Enfant, je n’avais pas souci de plaire au monde,
Amoureux par instinct des coteaux et des monts.
Or, tombé par mégarde au filet d’illusion,
Il y a trente années que je les abandonne.
Captif, un oiseau songe à ses forêts d’hier,
Un poisson des bassins à son vieil océan.
Aux limites du sud je défriche la terre,
Je rentre malhabile aux jardins et aux champs !
Un domaine carré, dix arpents de terrain,
Et bien assez d’espace sous mon toit de chaume,
L’orme et puis le saule ombragent mon auvent,
Les pêchers, les pruniers tamisent l’avant-cour.
Vague, flou, au lointain, le village des hommes,
Une fumée légère ondulant des foyers,
Les aboiements d’un chien dans l’impasse profonde
Et le coq s’écriant au sommet d’un mûrier.
Ma cour débarrassée des poussières du monde,
J’ai dans ma chambre vide un tas de libertés.
Confiné trop longtemps à l’étroit d’une cage,
Je retourne à présent à ma vie spontanée !
La campagne est aride en affaires humaines,
Et l’on n’y entends guère la rumeur des chars.
A l’abri du soleil sous ma porte grossière,
Ma chambre vide éteint le souci dérisoire.
Ainsi, quand du hameau des visiteur s’en viennent,
Écartant l’herbe haute, ils ne font que passer.
Durant nos entrevues, pas de vaines paroles,
Nous parlons seulement de chanvre et de mûrier.
Mon chanvre et mon mûrier jour après jour grandissent,
Jour après jour ma terre gagne plus d’ampleur ;
Mais je crains sans répit que la grêle n’arrive
Flétrir sans distinguer l’herbe folle et la fleur.
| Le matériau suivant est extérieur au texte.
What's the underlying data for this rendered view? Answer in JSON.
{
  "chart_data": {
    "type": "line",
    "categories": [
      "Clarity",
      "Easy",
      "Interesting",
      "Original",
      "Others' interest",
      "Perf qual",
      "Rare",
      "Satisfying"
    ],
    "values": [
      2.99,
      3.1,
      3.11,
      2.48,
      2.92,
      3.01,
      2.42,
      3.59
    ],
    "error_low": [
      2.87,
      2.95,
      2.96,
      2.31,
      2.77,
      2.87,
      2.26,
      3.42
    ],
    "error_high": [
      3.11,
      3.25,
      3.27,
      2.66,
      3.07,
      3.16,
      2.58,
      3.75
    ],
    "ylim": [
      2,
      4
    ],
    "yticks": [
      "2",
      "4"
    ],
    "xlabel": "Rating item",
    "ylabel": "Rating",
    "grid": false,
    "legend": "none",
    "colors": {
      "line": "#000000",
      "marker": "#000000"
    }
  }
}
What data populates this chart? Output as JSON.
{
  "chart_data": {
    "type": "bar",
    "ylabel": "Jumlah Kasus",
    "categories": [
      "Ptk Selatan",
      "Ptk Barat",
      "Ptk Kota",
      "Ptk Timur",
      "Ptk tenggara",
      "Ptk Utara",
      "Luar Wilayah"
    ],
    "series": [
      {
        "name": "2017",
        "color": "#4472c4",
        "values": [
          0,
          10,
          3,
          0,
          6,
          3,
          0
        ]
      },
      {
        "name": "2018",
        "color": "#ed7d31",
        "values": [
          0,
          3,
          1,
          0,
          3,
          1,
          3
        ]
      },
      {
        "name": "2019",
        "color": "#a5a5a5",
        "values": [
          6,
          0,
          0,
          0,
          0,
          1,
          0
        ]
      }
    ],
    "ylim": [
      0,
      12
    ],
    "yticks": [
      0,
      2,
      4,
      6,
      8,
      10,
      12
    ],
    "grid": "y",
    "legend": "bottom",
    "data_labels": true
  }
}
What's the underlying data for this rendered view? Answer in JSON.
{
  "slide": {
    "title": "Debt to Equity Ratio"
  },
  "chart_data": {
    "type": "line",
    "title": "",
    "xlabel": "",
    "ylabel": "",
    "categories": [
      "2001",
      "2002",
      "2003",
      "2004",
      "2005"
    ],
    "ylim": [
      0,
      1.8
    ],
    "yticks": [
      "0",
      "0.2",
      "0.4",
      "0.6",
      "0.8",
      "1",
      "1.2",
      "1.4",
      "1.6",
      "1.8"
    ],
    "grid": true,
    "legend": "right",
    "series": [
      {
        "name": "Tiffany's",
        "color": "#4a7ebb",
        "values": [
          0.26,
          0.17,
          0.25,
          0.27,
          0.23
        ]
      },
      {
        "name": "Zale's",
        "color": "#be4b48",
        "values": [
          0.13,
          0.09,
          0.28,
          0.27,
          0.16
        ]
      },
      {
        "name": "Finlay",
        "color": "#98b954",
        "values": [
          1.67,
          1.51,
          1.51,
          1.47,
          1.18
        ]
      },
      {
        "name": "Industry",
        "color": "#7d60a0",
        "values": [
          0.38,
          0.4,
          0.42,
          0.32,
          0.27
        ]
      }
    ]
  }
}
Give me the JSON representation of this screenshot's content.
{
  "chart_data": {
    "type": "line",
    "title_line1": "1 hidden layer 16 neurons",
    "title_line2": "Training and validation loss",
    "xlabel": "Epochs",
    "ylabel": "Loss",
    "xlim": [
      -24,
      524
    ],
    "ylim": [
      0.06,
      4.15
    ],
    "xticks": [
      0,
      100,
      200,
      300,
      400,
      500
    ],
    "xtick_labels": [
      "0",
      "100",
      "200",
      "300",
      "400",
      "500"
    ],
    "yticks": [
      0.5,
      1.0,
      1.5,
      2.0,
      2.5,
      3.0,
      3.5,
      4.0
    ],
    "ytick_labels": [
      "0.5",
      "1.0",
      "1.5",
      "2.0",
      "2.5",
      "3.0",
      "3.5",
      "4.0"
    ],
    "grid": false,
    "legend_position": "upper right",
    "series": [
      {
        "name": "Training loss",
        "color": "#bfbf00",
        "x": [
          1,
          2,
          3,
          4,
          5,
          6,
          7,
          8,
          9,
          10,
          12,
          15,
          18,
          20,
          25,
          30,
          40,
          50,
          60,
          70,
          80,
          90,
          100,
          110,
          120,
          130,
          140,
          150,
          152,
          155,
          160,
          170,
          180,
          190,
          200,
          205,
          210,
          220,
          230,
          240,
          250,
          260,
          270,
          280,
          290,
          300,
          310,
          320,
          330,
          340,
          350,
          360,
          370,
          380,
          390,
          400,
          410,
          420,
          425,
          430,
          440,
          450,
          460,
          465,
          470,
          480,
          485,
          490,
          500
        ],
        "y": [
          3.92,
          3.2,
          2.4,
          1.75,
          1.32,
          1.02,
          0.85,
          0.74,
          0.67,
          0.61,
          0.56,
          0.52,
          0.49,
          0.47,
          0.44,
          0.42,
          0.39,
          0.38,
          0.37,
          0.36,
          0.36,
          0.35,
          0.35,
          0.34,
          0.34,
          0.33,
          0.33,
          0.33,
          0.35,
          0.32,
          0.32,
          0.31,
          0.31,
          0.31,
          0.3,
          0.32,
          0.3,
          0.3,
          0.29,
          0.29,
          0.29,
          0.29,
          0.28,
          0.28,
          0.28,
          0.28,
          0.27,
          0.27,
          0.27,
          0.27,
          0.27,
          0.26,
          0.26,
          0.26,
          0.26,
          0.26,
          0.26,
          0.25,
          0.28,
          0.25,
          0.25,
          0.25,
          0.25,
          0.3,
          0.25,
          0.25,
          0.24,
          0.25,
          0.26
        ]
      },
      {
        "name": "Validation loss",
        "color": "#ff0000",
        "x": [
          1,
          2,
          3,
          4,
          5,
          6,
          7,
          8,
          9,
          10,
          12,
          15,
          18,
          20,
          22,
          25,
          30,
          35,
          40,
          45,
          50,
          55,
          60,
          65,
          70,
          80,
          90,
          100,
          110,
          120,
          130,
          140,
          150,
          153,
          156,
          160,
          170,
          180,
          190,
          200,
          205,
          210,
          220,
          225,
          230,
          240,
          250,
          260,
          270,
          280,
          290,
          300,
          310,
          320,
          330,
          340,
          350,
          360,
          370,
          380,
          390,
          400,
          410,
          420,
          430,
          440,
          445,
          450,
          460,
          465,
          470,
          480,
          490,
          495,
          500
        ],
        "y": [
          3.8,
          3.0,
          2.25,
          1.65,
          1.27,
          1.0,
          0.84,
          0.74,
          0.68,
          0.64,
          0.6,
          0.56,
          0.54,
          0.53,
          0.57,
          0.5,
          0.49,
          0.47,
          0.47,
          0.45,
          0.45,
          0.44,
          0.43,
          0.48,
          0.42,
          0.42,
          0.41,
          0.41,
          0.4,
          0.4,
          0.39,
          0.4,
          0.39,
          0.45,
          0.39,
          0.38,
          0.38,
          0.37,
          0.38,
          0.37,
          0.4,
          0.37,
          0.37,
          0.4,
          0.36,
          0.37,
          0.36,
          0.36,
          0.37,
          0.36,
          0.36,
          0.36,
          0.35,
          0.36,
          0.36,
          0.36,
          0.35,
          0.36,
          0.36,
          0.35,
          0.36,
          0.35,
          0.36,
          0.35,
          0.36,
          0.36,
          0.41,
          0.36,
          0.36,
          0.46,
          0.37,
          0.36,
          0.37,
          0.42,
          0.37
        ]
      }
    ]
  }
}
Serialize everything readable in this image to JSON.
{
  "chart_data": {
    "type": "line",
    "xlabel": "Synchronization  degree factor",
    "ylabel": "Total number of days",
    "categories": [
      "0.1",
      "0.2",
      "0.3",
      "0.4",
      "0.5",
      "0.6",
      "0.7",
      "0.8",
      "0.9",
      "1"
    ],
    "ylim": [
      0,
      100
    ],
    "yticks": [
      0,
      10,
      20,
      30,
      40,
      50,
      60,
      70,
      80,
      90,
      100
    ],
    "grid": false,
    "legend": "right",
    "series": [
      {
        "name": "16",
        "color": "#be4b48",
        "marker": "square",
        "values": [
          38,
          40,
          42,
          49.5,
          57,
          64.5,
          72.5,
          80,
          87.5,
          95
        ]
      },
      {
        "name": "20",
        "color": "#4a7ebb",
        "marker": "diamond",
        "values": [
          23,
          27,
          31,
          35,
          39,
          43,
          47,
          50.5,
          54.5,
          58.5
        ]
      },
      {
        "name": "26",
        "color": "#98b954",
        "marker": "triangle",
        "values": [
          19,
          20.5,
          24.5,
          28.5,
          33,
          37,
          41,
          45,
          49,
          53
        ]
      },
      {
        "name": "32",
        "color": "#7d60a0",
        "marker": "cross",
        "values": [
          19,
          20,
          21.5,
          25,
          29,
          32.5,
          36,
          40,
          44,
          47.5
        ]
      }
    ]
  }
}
J’ai semé des pois aux pieds des monts du sud,
L’herbe folle est prospère mais les pousses sont rares.
Levé de grand matin, je raisonne ma friche,
Et la houe sur l’épaule m’en retourne au soir.
Le chemin est étroit parmi les herbes hautes
Et la rosée nocturne imprègne mon veston ;
Imprègne mon veston, cela m’est bien égal,
Mais ne t’avise pas de tromper mon espoir !
Depuis longtemps lassé d’arpenter les hauteurs,
Je m’adonne aux plaisirs des forets et des champs ;
Pour la première fois j’escorte le jeune age,
Taillant l’herbe, fouler les vestiges d’antan.
Nous marchons, hésitants, au milieu des parcelles,
Songeant à ceux d’hier qui vécurent ici ;
Des âtres et des puits demeurent les vestiges,
Des bambous et des mûriers que les souches pourries.
Or j’aperçois un homme amassant les branchages :
« Ces villageois, dis-moi, où sont-ils donc partis ? »
Me fixant du regard, le fagotier rétorque :
« Il n’en reste pas un, tous hélas ont péri. »
« Une génération, villes et règnes tombent » ;
Comme ces mots résonnent ici fortement !
L’existence varie, pareille à un mirage,
Avant de retourner au vide et au néant.
Sur ma canne, esseulé, je m’en retourne amer
Par des voies sinuant à travers les fourrés ;
Dans un torrent des monts, superficiel et clair,
Par chance je pourrai me purifier les pieds,
Je décante l’alcool nouvellement mûri,
Autour d’une volaille invite mes voisins.
Le jour sombre, la chambre est plongée dans le noir,
Des broussailles nous font d’éclatantes chandelles ;
Vient l’ivresse, on maudit l’éphémère du soir,
Quand l’aurore déjà reparaît dans le ciel.